# AMD Ryzen 2700 und boxed-Kühler?



## Tim1974 (14. Juli 2018)

*AMD Ryzen 2700 und boxed-Kühler?*

Hallo,

man findet ja auf Youtube und sonstwo viele Videos und Tests zu AMD Ryzen 2000 CPUs, aber meist geht es um die X-Modelle und deren boxed-Kühler, über den 2700 und den Wraith Spire habe ich noch keinen Test mit Temperaturwerten unter voller AVX-Last (Prime SmallFFTs) und Lüfterdrehzahlen gefunden.

Da der 2700 nur eine TDP von 65 Watt hat, in der Gesamtleistung aber den 2600X locker übertrifft (außer vielleicht bei einigen Spielen), er aber den gleichen Kühler hat wie der 2600X, würde mich interessieren, ob der Wraith Spire dort ausreicht, wenn man allenfalls marginal übertakten will?

Mir ginge es vorwiegend um einen effizienten und leisen Betrieb, unter längerer Volllast hätte ich mit Lüfterrauschen aber keine Probleme, solange es nicht laut ist.

Gruß
Tim


----------



## Gast20190527 (14. Juli 2018)

*AW: AMD Ryzen 2700 und boxed-Kühler?*

Du kannst den Kühler problemlos benutzen. Ich habe ihn in anderen Systemen die ich für Bekannte gebaut habe auch immer aktiv. Sind gute und nicht laute Kühler


----------



## Tim1974 (14. Juli 2018)

*AW: AMD Ryzen 2700 und boxed-Kühler?*

Gut zu wissen, allerdings ist natürlich die Frage welche Temperaturen man bei Prime95 SmallFFTs mit massiver AVX-Nutzung bekommt, wenn man den nicht übertakteten R7-2700 mit dem Wraith Spire in einen gut durchlüfteten Gehäuse betreibt?
Werden das über 90°C werden?


----------



## Gast20190527 (14. Juli 2018)

*AW: AMD Ryzen 2700 und boxed-Kühler?*

Keine Ahnung, das habe ich nie getestet. Die Ansprüche waren da anders. Die meisten meiner Bekannten kennen sich nicht mit PCs aus und würden auch nichts mit Prime machen. Für den Alltagsgebrauch auch durchaus mit Spielen ist der Boxed Kühler ne tolle Alternative. Es gibt aber auch andere gute Kühler für 30 - 40€ die sicherlich auch unter Prime95 ein ordentliches Bild abgeben.

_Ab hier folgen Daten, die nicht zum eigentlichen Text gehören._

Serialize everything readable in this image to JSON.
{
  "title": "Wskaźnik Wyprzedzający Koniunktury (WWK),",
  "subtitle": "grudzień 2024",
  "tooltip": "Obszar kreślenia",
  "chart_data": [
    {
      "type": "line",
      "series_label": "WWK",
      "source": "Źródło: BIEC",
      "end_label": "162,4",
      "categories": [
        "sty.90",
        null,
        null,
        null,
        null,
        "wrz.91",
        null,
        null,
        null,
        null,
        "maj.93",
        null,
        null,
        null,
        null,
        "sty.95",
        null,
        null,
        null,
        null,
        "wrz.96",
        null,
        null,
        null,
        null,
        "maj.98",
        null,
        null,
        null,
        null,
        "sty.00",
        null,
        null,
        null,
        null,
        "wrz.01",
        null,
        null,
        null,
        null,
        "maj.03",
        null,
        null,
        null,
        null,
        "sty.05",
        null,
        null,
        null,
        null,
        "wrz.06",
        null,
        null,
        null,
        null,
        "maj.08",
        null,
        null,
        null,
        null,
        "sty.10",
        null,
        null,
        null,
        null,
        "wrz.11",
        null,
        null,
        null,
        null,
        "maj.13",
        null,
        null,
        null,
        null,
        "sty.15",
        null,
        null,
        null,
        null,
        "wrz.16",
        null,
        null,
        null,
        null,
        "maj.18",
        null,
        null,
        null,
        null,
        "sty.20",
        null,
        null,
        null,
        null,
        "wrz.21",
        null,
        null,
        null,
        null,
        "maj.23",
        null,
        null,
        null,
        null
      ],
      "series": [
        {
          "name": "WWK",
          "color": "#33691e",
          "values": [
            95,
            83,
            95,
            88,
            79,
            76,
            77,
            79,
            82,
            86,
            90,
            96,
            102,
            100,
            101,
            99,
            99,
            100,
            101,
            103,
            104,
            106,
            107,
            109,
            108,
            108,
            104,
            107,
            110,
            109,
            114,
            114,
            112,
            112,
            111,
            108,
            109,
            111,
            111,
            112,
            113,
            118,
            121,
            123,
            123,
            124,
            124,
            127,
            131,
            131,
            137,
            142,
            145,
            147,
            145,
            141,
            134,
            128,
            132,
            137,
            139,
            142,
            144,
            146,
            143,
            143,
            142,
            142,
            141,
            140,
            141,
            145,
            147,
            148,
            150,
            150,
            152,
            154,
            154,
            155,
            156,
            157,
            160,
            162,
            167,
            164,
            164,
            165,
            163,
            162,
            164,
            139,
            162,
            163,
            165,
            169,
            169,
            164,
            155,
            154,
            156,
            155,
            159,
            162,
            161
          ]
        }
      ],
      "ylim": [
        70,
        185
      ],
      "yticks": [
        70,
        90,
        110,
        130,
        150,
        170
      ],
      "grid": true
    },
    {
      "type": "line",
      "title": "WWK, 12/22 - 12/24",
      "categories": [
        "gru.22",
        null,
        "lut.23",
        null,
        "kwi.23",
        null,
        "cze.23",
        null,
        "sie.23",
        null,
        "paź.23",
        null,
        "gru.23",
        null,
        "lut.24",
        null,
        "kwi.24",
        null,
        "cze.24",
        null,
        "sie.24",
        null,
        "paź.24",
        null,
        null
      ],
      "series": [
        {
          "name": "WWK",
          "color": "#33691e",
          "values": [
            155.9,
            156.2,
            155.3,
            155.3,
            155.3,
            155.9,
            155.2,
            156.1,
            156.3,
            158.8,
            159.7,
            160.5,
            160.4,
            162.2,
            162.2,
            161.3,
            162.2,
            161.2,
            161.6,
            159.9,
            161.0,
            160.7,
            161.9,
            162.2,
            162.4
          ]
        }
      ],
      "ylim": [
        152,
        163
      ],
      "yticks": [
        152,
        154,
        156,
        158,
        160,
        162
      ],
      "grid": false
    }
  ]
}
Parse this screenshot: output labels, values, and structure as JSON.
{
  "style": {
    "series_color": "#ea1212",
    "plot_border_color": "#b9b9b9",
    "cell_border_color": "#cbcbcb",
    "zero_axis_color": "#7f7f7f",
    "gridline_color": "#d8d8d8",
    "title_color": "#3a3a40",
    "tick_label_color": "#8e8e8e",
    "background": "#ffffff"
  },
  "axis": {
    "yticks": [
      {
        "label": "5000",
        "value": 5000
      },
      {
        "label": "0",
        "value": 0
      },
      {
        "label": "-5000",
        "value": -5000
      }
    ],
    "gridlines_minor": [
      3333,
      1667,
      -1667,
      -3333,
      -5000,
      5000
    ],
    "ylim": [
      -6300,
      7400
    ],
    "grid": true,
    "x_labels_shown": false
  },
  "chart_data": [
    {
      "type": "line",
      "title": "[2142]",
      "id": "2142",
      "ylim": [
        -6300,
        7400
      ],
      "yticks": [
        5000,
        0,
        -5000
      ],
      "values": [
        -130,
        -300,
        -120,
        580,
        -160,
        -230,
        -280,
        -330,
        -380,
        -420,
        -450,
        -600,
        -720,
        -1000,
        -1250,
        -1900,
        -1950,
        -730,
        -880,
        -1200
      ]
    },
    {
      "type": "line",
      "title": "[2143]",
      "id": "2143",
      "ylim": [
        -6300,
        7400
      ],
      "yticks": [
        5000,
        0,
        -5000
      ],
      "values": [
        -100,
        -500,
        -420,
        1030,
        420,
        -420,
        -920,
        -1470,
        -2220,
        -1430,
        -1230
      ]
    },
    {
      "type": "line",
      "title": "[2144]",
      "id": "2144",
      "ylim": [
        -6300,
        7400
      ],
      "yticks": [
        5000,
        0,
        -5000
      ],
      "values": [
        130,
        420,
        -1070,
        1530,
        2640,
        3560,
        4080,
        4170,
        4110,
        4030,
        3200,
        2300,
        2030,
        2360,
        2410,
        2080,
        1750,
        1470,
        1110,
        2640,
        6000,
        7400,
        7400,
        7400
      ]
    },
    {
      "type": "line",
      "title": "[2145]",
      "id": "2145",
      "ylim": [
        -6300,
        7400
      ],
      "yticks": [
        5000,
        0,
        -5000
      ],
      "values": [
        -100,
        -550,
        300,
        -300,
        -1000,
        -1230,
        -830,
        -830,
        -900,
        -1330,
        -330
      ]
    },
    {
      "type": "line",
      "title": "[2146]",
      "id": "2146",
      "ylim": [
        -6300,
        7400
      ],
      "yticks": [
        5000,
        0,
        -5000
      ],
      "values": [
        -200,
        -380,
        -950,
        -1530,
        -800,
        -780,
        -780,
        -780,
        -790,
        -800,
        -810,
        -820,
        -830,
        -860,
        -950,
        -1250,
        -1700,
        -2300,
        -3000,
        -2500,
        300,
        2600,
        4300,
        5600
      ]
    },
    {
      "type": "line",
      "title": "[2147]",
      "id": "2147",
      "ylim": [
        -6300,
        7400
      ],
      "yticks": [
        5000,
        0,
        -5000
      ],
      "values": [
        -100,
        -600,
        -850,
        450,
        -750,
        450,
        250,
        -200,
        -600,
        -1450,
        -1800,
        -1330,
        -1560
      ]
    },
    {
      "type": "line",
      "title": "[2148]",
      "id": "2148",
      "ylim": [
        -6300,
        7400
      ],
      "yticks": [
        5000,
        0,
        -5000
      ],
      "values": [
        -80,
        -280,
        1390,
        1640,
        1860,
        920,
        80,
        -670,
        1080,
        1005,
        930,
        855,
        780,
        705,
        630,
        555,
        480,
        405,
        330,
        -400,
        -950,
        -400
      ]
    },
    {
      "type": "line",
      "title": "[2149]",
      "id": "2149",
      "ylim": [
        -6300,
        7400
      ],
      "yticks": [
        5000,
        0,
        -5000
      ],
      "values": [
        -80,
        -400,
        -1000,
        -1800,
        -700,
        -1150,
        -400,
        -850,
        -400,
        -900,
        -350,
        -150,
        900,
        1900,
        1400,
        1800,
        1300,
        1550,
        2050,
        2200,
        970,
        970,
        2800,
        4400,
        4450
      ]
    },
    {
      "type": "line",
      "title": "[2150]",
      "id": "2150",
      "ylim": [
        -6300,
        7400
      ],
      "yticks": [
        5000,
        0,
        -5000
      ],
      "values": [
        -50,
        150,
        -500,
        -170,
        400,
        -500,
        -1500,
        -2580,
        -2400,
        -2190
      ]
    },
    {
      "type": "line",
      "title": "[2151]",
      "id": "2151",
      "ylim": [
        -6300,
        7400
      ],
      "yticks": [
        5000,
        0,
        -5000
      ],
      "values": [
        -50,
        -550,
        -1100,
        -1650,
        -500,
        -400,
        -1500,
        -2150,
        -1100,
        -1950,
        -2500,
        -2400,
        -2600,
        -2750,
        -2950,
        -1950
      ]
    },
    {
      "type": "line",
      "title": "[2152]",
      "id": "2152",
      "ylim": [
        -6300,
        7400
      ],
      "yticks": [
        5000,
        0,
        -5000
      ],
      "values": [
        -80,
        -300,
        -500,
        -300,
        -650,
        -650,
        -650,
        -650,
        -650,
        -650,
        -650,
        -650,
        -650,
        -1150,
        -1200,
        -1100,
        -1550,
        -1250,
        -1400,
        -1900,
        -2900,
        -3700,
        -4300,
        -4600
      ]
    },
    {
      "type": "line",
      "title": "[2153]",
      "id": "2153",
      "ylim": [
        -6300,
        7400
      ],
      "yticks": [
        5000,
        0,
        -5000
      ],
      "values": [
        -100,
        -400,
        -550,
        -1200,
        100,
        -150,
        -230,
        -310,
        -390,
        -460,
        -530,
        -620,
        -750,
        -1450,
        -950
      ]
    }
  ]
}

Die Frage ist halt auch was du mit Prime95 Daten anfangen willst. Wenn die CPU über 90 Grad geht wo ist das Problem? Das sind ja keine Alltagsbelastungen


----------



## Tim1974 (14. Juli 2018)

*AW: AMD Ryzen 2700 und boxed-Kühler?*

Na wenn man später mal öfter größere Mengen Videos umwandelt, in 4K-Auflösung z.B. und der Encoder dann schon AVX2 gut ausnutzt, kann man auch ohne Prime schon in hohe Temperaturbereiche kommen, darum finde ich, sollte der verwendete Kühler das schon schaffen, ohne das die CPU throttelt oder gar abschaltet, zumindest bis etwa 32°C Raumtemperatur.


----------



## Zeitdieb13 (14. Juli 2018)

*AW: AMD Ryzen 2700 und boxed-Kühler?*

Später. Mal.......
Bei 32 Grad Raumtemperatur ist es dir egal wie lange der Rechner braucht. Den da hast du andere Probleme.


----------



## DasBorgkollektiv (14. Juli 2018)

*AW: AMD Ryzen 2700 und boxed-Kühler?*



Tim1974 schrieb:


> Na wenn man später mal öfter größere Mengen Videos umwandelt, in 4K-Auflösung z.B. und der Encoder dann schon AVX2 gut ausnutzt, kann man auch ohne Prime schon in hohe Temperaturbereiche kommen, darum finde ich, sollte der verwendete Kühler das schon schaffen, ohne das die CPU throttelt oder gar abschaltet, zumindest bis etwa 32°C Raumtemperatur.




Eigentlich sollte man Hardware für das hier und jetzt kaufen. 
Aber gehen wir mal von deinem " später mal" aus, dann kannst du später immer noch den Boxed-Kühler durch einen vernünftigen ersetzen.


----------